As message_share is defined from shared memory
extern __shared__ int sm_data [];
char4* message_share = (char4*)&sm_data[0];
...
xmachine_message_pedestrian_location* sm_message = ((xmachine_message_pedestrian_location*)&message_share[message_index]);
sm_message[0] = temp_message;
Tracing using the memory watcher shows the addresses from the first two sm_data indexes (to calculate the length of sm_data[0]) and the value of message_index;
sm_data [0]0x100[1]0x8ad(1965) msg_id 0x04(4)
sm_data [0]0x106[1]0x40a(772) msg_id 0x04(4)
sm_data [0]0x0fe[1]0x106(8) msg_id 0x124(292)
From this I can see that the 3rd call (which matches the number of outputs I get from a printf at this line, when not running through the debugger) would go out of my estimated bounds, which appears to be my problem.
However the address from sm_data[3] at this point matches cell_index_max from message_share which would leave the call inside bounds for what the original author was probably intending. And the actual kernel launch requests 3076 bytes of shared memory.

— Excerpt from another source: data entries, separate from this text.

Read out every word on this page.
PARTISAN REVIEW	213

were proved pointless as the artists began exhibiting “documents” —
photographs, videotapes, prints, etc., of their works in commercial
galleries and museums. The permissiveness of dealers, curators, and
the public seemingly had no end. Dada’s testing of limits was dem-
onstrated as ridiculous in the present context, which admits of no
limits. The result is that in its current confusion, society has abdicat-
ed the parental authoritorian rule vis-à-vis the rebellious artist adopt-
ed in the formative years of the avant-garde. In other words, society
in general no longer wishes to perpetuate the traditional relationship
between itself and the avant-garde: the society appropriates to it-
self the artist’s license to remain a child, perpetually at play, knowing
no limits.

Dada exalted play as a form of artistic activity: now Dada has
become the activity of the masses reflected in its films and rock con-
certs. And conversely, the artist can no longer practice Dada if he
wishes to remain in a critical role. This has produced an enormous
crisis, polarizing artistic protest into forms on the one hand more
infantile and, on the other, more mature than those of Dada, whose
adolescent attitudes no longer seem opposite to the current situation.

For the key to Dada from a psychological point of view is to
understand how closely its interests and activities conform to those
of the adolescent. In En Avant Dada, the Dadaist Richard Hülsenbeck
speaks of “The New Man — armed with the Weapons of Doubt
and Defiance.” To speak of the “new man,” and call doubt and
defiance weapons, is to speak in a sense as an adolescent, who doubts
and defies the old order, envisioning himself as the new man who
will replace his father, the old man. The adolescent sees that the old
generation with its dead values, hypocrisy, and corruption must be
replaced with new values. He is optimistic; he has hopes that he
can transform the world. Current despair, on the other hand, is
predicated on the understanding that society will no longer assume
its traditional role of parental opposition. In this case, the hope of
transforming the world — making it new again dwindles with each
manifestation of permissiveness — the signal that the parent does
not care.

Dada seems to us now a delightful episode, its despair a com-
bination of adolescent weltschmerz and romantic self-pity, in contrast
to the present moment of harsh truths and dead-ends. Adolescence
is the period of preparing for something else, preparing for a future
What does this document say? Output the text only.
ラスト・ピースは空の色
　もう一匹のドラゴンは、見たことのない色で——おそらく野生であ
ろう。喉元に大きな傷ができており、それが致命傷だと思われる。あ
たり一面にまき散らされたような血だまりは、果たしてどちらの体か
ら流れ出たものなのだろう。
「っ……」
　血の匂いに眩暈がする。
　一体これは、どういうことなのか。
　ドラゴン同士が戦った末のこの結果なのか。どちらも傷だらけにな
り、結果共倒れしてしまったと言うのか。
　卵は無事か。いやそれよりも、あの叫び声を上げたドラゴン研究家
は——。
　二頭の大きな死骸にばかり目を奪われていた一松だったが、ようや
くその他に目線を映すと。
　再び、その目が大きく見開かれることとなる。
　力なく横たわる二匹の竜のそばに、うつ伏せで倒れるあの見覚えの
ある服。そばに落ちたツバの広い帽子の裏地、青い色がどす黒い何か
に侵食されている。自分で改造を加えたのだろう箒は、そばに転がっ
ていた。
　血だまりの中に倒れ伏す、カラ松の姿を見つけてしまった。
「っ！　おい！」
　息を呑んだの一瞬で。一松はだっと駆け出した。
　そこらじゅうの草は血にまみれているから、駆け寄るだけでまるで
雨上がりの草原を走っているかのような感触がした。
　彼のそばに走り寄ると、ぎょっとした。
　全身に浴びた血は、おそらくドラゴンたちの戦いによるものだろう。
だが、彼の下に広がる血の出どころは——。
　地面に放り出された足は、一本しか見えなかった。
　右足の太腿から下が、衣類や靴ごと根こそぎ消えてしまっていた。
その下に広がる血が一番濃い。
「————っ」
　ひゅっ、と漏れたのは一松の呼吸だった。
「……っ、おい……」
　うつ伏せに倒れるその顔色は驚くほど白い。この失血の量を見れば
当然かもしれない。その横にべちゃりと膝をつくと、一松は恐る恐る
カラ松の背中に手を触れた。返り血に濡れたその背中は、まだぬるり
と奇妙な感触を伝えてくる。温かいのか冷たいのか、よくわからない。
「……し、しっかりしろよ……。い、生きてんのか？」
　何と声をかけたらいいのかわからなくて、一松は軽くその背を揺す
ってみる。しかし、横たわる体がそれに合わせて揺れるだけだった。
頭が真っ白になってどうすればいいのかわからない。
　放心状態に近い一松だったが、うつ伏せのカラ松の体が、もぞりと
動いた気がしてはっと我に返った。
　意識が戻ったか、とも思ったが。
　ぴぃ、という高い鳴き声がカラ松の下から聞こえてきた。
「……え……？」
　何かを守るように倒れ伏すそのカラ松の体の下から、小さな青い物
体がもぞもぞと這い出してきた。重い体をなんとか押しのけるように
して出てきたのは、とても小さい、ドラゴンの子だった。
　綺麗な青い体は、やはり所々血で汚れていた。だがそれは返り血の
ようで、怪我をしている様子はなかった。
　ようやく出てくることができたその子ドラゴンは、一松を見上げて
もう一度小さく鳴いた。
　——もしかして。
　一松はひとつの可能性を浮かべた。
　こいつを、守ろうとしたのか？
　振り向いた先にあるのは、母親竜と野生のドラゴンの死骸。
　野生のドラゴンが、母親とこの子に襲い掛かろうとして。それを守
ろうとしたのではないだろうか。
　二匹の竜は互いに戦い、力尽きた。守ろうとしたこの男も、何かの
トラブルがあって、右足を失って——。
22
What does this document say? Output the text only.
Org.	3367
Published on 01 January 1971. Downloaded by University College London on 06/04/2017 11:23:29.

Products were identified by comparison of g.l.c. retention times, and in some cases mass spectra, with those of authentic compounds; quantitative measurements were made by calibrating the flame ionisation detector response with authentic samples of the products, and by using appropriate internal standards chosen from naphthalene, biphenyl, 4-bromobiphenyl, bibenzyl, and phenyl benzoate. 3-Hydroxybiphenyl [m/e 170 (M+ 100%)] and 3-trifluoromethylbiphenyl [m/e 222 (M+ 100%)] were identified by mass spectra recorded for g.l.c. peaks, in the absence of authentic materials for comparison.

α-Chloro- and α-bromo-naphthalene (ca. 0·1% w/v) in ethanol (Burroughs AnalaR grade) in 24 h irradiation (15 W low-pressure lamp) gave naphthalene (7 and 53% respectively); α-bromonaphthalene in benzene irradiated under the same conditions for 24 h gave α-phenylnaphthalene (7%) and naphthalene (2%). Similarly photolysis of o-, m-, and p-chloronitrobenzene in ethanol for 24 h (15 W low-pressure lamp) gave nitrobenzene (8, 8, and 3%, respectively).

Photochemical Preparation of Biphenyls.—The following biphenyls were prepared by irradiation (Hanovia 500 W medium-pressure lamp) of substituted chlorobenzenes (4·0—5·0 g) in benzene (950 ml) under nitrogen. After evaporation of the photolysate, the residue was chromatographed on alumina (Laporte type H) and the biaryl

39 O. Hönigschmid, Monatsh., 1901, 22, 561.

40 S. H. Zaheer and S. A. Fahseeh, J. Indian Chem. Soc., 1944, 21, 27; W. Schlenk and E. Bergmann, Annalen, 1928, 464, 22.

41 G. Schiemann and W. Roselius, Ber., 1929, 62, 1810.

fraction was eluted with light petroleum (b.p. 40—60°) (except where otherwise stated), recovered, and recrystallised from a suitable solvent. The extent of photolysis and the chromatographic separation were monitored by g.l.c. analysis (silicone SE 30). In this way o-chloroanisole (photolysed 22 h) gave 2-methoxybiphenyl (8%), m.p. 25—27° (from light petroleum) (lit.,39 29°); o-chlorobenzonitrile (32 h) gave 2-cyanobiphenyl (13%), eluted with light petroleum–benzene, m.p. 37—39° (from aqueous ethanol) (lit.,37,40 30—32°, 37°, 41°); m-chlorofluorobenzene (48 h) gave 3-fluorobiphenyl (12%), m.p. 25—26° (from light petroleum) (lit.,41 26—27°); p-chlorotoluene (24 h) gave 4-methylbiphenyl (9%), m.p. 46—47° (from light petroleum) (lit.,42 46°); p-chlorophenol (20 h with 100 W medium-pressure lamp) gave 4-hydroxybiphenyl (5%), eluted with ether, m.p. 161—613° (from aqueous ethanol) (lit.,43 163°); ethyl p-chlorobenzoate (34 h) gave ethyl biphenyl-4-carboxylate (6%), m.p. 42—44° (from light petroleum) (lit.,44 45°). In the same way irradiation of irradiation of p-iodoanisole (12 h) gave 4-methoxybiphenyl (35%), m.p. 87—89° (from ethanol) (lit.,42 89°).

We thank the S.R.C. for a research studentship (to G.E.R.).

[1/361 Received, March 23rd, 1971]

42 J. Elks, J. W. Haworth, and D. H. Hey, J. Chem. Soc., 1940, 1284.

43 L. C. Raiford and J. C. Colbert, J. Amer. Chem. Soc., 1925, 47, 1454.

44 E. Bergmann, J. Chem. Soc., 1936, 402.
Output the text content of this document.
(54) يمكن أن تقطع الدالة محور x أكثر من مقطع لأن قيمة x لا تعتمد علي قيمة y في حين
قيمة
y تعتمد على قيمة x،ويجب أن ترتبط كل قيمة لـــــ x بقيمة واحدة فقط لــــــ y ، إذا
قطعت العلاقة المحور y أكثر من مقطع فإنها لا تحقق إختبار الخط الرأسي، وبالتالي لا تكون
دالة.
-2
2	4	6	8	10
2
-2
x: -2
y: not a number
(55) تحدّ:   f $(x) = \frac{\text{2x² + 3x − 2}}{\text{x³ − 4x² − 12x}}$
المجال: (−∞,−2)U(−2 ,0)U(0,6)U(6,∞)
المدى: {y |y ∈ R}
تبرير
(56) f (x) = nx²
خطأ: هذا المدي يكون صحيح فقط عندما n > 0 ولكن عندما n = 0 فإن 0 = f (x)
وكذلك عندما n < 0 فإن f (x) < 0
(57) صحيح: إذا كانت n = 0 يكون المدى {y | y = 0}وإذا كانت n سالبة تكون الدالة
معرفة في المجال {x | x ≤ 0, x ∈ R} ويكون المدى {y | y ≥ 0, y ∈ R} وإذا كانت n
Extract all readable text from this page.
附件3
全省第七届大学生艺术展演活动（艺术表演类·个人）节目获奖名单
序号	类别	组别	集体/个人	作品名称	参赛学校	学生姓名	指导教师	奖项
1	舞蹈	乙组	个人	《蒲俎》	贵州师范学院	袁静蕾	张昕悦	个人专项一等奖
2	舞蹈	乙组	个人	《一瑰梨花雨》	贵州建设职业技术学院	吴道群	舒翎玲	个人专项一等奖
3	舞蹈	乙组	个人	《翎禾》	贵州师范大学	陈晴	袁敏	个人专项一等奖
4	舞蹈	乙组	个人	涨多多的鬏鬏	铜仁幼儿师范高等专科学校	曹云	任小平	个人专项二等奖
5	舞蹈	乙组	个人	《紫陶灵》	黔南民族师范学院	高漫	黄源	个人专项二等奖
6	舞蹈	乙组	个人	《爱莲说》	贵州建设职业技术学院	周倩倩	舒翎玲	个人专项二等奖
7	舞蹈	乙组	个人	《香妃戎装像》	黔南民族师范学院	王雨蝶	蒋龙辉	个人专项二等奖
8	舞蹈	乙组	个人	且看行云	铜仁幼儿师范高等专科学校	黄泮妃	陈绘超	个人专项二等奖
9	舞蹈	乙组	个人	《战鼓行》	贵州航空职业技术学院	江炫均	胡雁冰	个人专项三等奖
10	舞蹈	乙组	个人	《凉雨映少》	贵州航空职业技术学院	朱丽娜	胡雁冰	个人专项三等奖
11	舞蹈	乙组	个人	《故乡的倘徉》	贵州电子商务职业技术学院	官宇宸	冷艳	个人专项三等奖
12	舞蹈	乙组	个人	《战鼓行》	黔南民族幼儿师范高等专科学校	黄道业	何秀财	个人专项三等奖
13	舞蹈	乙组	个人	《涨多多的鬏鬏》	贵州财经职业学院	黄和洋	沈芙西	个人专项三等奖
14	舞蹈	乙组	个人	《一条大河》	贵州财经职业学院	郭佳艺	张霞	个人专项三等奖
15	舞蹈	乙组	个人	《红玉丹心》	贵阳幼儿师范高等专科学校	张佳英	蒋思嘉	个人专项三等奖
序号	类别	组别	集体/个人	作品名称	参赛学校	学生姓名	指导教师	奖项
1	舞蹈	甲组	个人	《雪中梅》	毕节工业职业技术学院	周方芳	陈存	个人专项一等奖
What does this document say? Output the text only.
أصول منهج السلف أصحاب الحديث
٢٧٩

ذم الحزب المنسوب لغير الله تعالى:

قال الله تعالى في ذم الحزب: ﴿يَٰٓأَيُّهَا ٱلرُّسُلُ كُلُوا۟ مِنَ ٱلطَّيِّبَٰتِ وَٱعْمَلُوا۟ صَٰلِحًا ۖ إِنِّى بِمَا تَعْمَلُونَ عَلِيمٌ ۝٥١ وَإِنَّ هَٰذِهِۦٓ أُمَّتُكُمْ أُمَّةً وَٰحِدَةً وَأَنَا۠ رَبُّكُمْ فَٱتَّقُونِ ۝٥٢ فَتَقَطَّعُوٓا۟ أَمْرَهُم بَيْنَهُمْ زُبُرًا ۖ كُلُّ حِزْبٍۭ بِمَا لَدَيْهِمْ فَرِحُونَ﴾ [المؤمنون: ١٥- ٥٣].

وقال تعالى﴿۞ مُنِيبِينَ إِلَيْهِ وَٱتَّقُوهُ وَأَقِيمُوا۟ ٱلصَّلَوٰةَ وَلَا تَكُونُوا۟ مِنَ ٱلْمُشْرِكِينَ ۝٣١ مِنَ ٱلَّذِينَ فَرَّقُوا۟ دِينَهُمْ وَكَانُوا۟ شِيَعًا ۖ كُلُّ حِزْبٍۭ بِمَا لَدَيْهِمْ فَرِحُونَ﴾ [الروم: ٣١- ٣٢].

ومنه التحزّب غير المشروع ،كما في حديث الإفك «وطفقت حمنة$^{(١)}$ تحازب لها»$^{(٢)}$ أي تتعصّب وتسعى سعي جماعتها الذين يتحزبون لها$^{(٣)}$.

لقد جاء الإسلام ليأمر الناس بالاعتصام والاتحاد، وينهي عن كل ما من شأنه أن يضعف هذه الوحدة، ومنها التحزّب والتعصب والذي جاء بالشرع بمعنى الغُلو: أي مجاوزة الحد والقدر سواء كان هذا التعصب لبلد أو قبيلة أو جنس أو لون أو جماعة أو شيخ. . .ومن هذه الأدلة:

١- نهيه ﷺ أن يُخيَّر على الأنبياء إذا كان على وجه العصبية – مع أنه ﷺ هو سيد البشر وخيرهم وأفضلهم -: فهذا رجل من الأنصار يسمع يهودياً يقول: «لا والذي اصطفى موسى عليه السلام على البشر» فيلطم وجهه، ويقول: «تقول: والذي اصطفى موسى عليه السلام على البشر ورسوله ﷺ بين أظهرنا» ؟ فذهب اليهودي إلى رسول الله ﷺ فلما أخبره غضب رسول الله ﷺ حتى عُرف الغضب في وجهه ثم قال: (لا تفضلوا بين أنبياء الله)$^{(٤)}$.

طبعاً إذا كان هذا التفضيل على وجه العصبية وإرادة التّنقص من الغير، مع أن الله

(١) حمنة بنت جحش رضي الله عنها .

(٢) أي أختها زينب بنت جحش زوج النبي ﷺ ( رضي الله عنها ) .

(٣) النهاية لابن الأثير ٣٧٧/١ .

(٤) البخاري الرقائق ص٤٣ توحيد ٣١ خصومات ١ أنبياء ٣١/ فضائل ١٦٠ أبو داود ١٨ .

So I think I need to workout why the shared memory is ‘shrinking’ and if there is a legal way I can carry out the existing bypass.
I solved this by coincidence, when I was starting from scratch applying my fixes in order so I could explain them to the original author. Correcting all instances of char* message_share to the actual type, and then removing the shareOffset method from every one of its uses has stopped the runtime errors from occurring.